Je me demande s'il existe un seul philosophe qui n'ait pas essayé de résoudre ou qui n'ait pas discuté de ce problème.
I) Déterminisme - pour qu'il y ait du déterminisme il faut du passé + des lois qui impliquent un futur (cf. Cyrille Michon). Dit autrement, il n'y a qu'un seul futur possible dû aux événements passés et aux lois de la nature.
- Le déterminisme est une théorie où la succession des événements (issus du passé et arrangés par des lois) est due au principe de causalité, c'est-à-dire qu'un événement a une origine liée à un ou des événements qui se trouvent nécessairement antérieurs à lui.
- Donc
a contrario l'indéterminisme ou un événement indéterminé, c'est un événement qui dépend d'une cause qui n'a pas d'origine ou qui apparaîtrait de façon spontanée, ou indépendamment des causes passées, par exemple par hasard. Les philosophes n'aiment pas cette notion de hasard, car elle s'assimile à la magie, l'ignorance, à l'occulte. « Le hasard est la mesure de notre ignorance », disait Poincaré.
- Le fatalisme, c'est lorsque les causes sont indépendantes de la volonté humaine. Le fatalisme n'est donc pas forcément du déterminisme. Des événements dus au hasard peuvent avoir un caractère fataliste, si l'homme n'en est ni à l'origine, ni ne peut contrer ces événements.
- Le nécessitarisme : tout ce qui existe est nécessaire, qui n'implique pas non plus du déterminisme.
Quelques partisans du déterminisme :
Einstein, Schrödinger, Saint Augustin, Cioran, Freud.
II) IndéterminismeOn peut définir l'indéterminisme comme :
- la négation que tout événement soit prévisible, parce que l'on n'a pas accès à tous les éléments de la réalité.
Dans ce cas c'est une barrière à la connaissance. Ce cas n'implique pas forcément que l'univers ne soit pas déterministe. Cela nie le fait que l'on puisse avoir accès à tous les paramètres, et donc on serait ici dans une illusion d'indéterminisme. Cet indéterminisme est à considérer comme du déterminisme dans le tableau 1 (décrit plus loin)
- la nature même des événements qui seraient indéterminés, des événements issus de causes spontanées (sans causalité) ou de façon aléatoire. Il s'agit bien de cet indéterminisme qui est décrit dans le tableau 1.
III) Libre arbitre - Luther définissait le contraire du libre arbitre comme le serf arbitre (cf. la querelle du libre arbitre). Je prendrai ce terme par opposition au libre arbitre.

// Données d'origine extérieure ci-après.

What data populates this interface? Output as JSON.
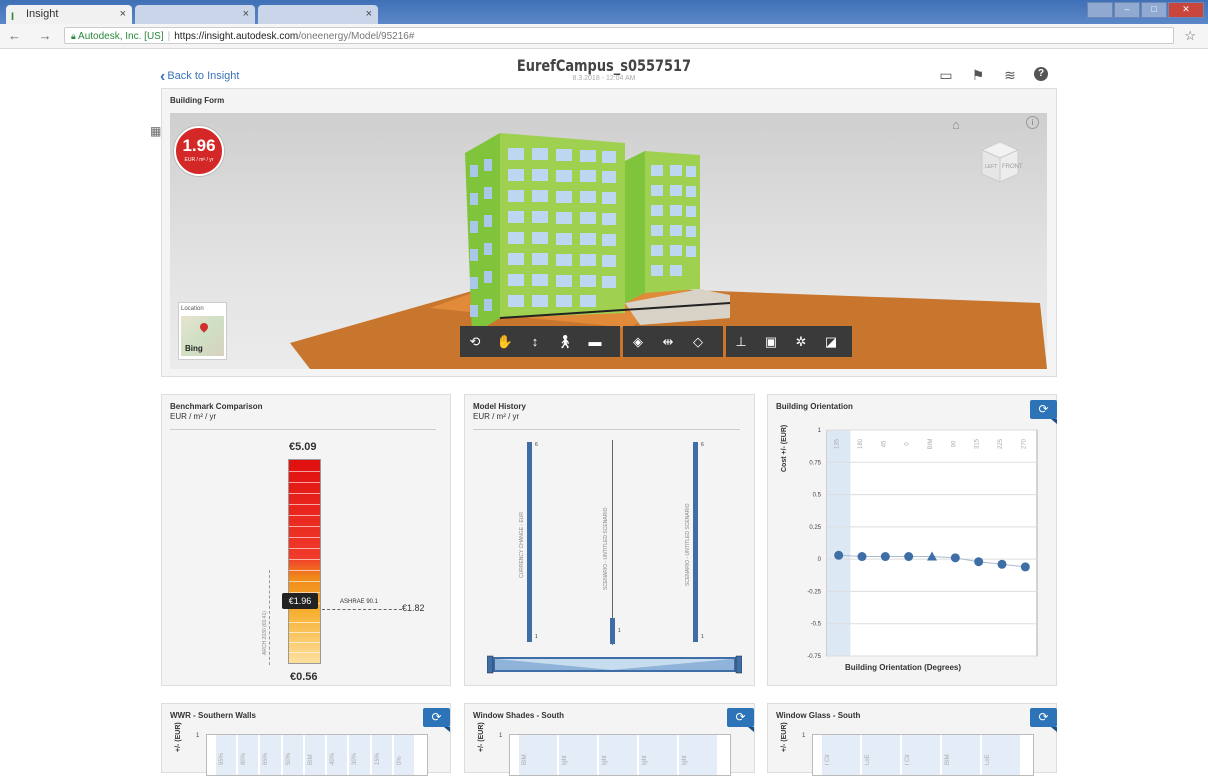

- Le libre arbitre serait la faculté chez l'être humain à se déterminer librement et par lui seul, à agir et à penser. La définition du libre arbitre s'oppose à la définition du déterminisme. Effectivement, comment lier le libre arbitre au déterminisme ? Cela semble contradictoire, en fait c'est une position philosophique assez répandue.
- En corollaire le libre arbitre suppose une volonté, une conscience, la possibilité d'évaluer les choix et d'opter pour l'un d'eux. Les partisans du serf arbitre supposent que le sentiment d'avoir le choix n'est qu'une illusion.
- Second corollaire, s'il n'y a pas de libre arbitre, il ne peut pas y avoir non plus de liberté.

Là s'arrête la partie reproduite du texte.